The above discussion is slightly simplified since it supposes that x(L) is unique. It is possible for f(x) + Lg(x) to have multiple maxima, as well as saddle points and points of inflection. It may be necessary to consider all of these multiple x(L) values in order to find one such that g(x(L)) = c. The correct general statement is that

x0 is a critical point of f(x) subject to g(x)=c iff for some L, x0 is a critical point of f(x)+Lg(x) and g(x0)=c.

The following analogy may be helpful: Governments often use taxes as Lagrange multipliers! Read on:

How much gasoline I buy affects my happiness. (If I buy too little gasoline then I can't go anywhere, but if I buy too much then I don't have money left to eat.) Let's measure net happiness in dollars: the benefit to me minus the cost of the gas.

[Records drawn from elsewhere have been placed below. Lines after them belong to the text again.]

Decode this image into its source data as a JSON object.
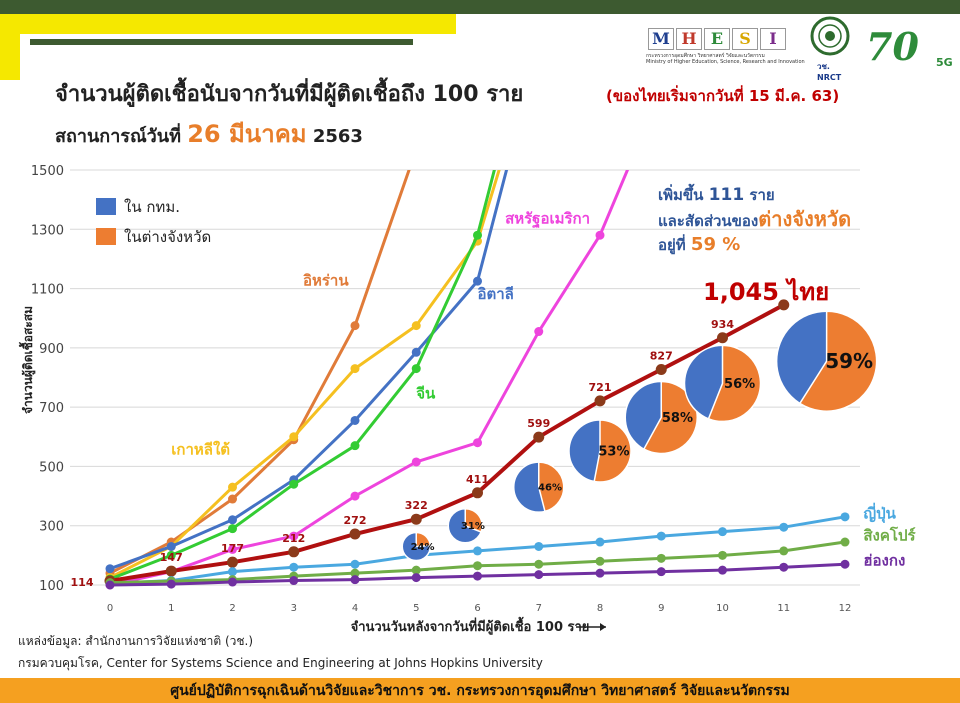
{
  "header": {
    "title": "จำนวนผู้ติดเชื้อนับจากวันที่มีผู้ติดเชื้อถึง 100 ราย",
    "title_note": "(ของไทยเริ่มจากวันที่ 15 มี.ค. 63)",
    "subtitle_prefix": "สถานการณ์วันที่",
    "subtitle_date": "26 มีนาคม",
    "subtitle_year": "2563"
  },
  "logos": {
    "mhesi_letters": [
      "M",
      "H",
      "E",
      "S",
      "I"
    ],
    "mhesi_colors": [
      "#1f3f8f",
      "#c0392b",
      "#2e8b3a",
      "#d8a700",
      "#7b2d8b"
    ],
    "mhesi_sub": "กระทรวงการอุดมศึกษา วิทยาศาสตร์ วิจัยและนวัตกรรม",
    "mhesi_sub_en": "Ministry of Higher Education, Science, Research and Innovation",
    "nrct": "วช.",
    "nrct_en": "NRCT",
    "seventy": "70",
    "fiveg": "5G"
  },
  "info_box": {
    "line1_prefix": "เพิ่มขึ้น",
    "line1_num": "111",
    "line1_suffix": "ราย",
    "line2_prefix": "และสัดส่วนของ",
    "line2_highlight": "ต่างจังหวัด",
    "line3_prefix": "อยู่ที่",
    "line3_pct": "59 %"
  },
  "thai_label": "1,045 ไทย",
  "sources": {
    "line1": "แหล่งข้อมูล: สำนักงานการวิจัยแห่งชาติ (วช.)",
    "line2": "กรมควบคุมโรค, Center for Systems Science and Engineering at Johns Hopkins University"
  },
  "footer": "ศูนย์ปฏิบัติการฉุกเฉินด้านวิจัยและวิชาการ    วช.   กระทรวงการอุดมศึกษา วิทยาศาสตร์ วิจัยและนวัตกรรม",
  "chart_data": {
    "type": "line",
    "xlabel": "จำนวนวันหลังจากวันที่มีผู้ติดเชื้อ 100 ราย",
    "ylabel": "จำนวนผู้ติดเชื้อสะสม",
    "xlim": [
      0,
      12
    ],
    "ylim": [
      100,
      1500
    ],
    "yticks": [
      100,
      300,
      500,
      700,
      900,
      1100,
      1300,
      1500
    ],
    "xticks": [
      0,
      1,
      2,
      3,
      4,
      5,
      6,
      7,
      8,
      9,
      10,
      11,
      12
    ],
    "legend": [
      {
        "name": "ใน กทม.",
        "color": "#4472c4"
      },
      {
        "name": "ในต่างจังหวัด",
        "color": "#ed7d31"
      }
    ],
    "series": [
      {
        "name": "อิหร่าน",
        "color": "#e07b39",
        "x": [
          0,
          1,
          2,
          3,
          4,
          5
        ],
        "y": [
          140,
          245,
          390,
          590,
          975,
          1570
        ],
        "label_x": 3.15,
        "label_y": 1110
      },
      {
        "name": "เกาหลีใต้",
        "color": "#f5c020",
        "x": [
          0,
          1,
          2,
          3,
          4,
          5,
          6,
          6.5
        ],
        "y": [
          125,
          230,
          430,
          600,
          830,
          975,
          1260,
          1600
        ],
        "label_x": 1.0,
        "label_y": 540
      },
      {
        "name": "อิตาลี",
        "color": "#4472c4",
        "x": [
          0,
          1,
          2,
          3,
          4,
          5,
          6,
          6.6
        ],
        "y": [
          155,
          230,
          320,
          455,
          655,
          885,
          1125,
          1600
        ],
        "label_x": 6.0,
        "label_y": 1065
      },
      {
        "name": "จีน",
        "color": "#33cc33",
        "x": [
          0,
          1,
          2,
          3,
          4,
          5,
          6,
          6.4
        ],
        "y": [
          120,
          200,
          290,
          440,
          570,
          830,
          1280,
          1600
        ],
        "label_x": 5.0,
        "label_y": 730
      },
      {
        "name": "สหรัฐอเมริกา",
        "color": "#ee44dd",
        "x": [
          0,
          1,
          2,
          3,
          4,
          5,
          6,
          7,
          8,
          8.55
        ],
        "y": [
          100,
          145,
          220,
          265,
          400,
          515,
          580,
          955,
          1280,
          1550
        ],
        "label_x": 6.45,
        "label_y": 1320
      },
      {
        "name": "ไทย",
        "color": "#b01010",
        "x": [
          0,
          1,
          2,
          3,
          4,
          5,
          6,
          7,
          8,
          9,
          10,
          11
        ],
        "y": [
          114,
          147,
          177,
          212,
          272,
          322,
          411,
          599,
          721,
          827,
          934,
          1045
        ],
        "point_labels": [
          "114",
          "147",
          "177",
          "212",
          "272",
          "322",
          "411",
          "599",
          "721",
          "827",
          "934",
          "1,045"
        ]
      },
      {
        "name": "ญี่ปุ่น",
        "color": "#4aa8e0",
        "x": [
          0,
          1,
          2,
          3,
          4,
          5,
          6,
          7,
          8,
          9,
          10,
          11,
          12
        ],
        "y": [
          105,
          115,
          145,
          160,
          170,
          200,
          215,
          230,
          245,
          265,
          280,
          295,
          330
        ],
        "label_x": 12.3,
        "label_y": 325
      },
      {
        "name": "สิงคโปร์",
        "color": "#70ad47",
        "x": [
          0,
          1,
          2,
          3,
          4,
          5,
          6,
          7,
          8,
          9,
          10,
          11,
          12
        ],
        "y": [
          108,
          113,
          118,
          130,
          140,
          150,
          165,
          170,
          180,
          190,
          200,
          215,
          245
        ],
        "label_x": 12.3,
        "label_y": 250
      },
      {
        "name": "ฮ่องกง",
        "color": "#7030a0",
        "x": [
          0,
          1,
          2,
          3,
          4,
          5,
          6,
          7,
          8,
          9,
          10,
          11,
          12
        ],
        "y": [
          100,
          103,
          110,
          115,
          118,
          125,
          130,
          135,
          140,
          145,
          150,
          160,
          170
        ],
        "label_x": 12.3,
        "label_y": 165
      }
    ],
    "pies": [
      {
        "day": 5,
        "level": 230,
        "radius": 14,
        "orange_pct": 24,
        "label": "24%"
      },
      {
        "day": 5.8,
        "level": 300,
        "radius": 17,
        "orange_pct": 31,
        "label": "31%"
      },
      {
        "day": 7,
        "level": 430,
        "radius": 25,
        "orange_pct": 46,
        "label": "46%"
      },
      {
        "day": 8,
        "level": 552,
        "radius": 31,
        "orange_pct": 53,
        "label": "53%"
      },
      {
        "day": 9,
        "level": 665,
        "radius": 36,
        "orange_pct": 58,
        "label": "58%"
      },
      {
        "day": 10,
        "level": 780,
        "radius": 38,
        "orange_pct": 56,
        "label": "56%"
      },
      {
        "day": 11.7,
        "level": 855,
        "radius": 50,
        "orange_pct": 59,
        "label": "59%"
      }
    ]
  }
}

If x is a vector giving each person's annual gasoline consumption, let f(x) be the total net effect on the population's happiness. f(x) is maximized when each person separately buys the amount of gasoline that makes her happiest. Unfortunately, then the total gas consumption g(x) is too high, causing pollution.

To keep g(x)=c while still making happiness f(x) as high as possible, impose a gasoline tax. If the tax is $20/gallon, people's free choices will maximize not f(x) but rather f(x) + (-20) g(x). People who like to drive still buy more gas than people who don't, but everyone buys less than s/he did before.

By adjusting the size of the tax (the Lagrange multiplier), the government can indirectly adjust total consumption g(x) until it is at the desired level, g(x)=c. One cannot determine from c in advance what the tax should be.